Arguably Memphis Industries' leading brand of forehead-wrinkling pop-act, Field Music have opted to ditch the longer drawn-out, yet successful, double-album concept of "Field Music (Measure)" and instead, unleash their fourth album of fifteen tracks with a running time of just over half an hour.

One could argue that this may leave the punter at a financial disadvantage since you'll be forking out around ten quid for a short CD. Not so. "Plumb" is worth the money, possibly even with another fiver slapped on top of the retail price (although let's not take the piss, eh lads)

Rather than continue with the overall straight-forward structures of the 2010 double-set, the brothers Brewis have plunged head-first into abstract time-signatures, lyrical fragments and a healthy dose of stop-start twitchiness that might have failed in other hands, but here it all makes perfect sense. The first few songs might not grasp you by the proverbials but, by song number 4, the erudite "A New Town", doubts are zapped and we're on our way to another fine Field Music assemblage. "A Prelude to Pilgrim Street" is a short but sweet interlude of barely 2 minutes, Be-Bop Deluxe without the solos, "Guillotine" fades in, gently bobs and weaves before turning into one of "Plumb's" highlights and "So Long Then" is a moody soundtrack to a coastal town lashed with waves, before it too skips off on a tangent. If you don't wiggle your buttocks to "Just Like Everyone Else" (surely a single), you are officially dead.

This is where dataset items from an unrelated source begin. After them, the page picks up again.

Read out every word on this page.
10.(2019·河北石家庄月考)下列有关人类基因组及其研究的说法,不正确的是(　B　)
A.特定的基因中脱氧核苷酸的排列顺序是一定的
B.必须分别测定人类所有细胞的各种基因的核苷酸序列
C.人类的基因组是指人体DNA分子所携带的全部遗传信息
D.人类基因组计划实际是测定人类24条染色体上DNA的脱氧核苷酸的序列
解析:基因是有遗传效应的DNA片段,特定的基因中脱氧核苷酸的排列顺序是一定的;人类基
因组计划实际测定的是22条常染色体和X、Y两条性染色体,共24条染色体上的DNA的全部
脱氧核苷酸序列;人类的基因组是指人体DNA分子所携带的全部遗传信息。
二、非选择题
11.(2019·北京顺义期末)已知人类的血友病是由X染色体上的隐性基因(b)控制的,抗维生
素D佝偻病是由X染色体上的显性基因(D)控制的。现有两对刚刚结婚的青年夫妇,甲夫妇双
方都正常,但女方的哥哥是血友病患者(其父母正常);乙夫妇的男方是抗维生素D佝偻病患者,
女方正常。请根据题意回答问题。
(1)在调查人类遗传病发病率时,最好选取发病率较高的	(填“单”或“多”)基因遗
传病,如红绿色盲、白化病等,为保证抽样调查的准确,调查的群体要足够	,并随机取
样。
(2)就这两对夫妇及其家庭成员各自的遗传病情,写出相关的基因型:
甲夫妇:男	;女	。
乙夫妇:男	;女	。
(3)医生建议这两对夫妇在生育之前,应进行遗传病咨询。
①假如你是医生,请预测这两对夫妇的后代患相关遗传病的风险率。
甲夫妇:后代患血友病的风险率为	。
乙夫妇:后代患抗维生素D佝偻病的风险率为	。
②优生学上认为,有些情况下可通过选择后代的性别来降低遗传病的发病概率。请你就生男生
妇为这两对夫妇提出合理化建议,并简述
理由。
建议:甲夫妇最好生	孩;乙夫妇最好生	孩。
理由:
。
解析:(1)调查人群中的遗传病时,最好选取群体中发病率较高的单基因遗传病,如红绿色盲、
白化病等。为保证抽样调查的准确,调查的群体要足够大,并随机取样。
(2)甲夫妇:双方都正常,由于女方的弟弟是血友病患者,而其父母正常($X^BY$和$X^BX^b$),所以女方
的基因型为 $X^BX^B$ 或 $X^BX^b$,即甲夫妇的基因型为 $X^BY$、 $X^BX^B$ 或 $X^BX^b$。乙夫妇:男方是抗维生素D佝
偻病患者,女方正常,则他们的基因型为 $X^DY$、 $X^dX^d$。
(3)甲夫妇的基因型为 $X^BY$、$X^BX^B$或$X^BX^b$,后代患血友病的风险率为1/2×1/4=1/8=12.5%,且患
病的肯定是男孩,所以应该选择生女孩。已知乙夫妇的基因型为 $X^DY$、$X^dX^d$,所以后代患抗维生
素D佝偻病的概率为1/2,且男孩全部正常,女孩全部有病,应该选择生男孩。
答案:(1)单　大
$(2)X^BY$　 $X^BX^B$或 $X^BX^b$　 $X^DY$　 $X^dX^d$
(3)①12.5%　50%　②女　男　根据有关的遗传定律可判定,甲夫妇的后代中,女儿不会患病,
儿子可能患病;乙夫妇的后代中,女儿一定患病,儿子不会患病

We also get undiluted XTC riffing on "Is This The Picture?", before an insistent piano-motif and gorgeous strings unveil the heart of "From Hide and Seek to Heartache". By which time, I have succumbed. Yes Field Music, you've done it again - you've set out your stall, displayed your finest newest trinkets and I've just agreed to embrace those jewels with clutched fists. And that's before hearing the 40-second acapella piece, "How Many More Times?". In fact, if there was any justice in this bleak and bland musical world, Sunderland's artiest siblings would be walking away with every conceivable award, rightly aimed at them for the plum job they've done on "Plumb". And it's short enough to replay again and again. Masterful.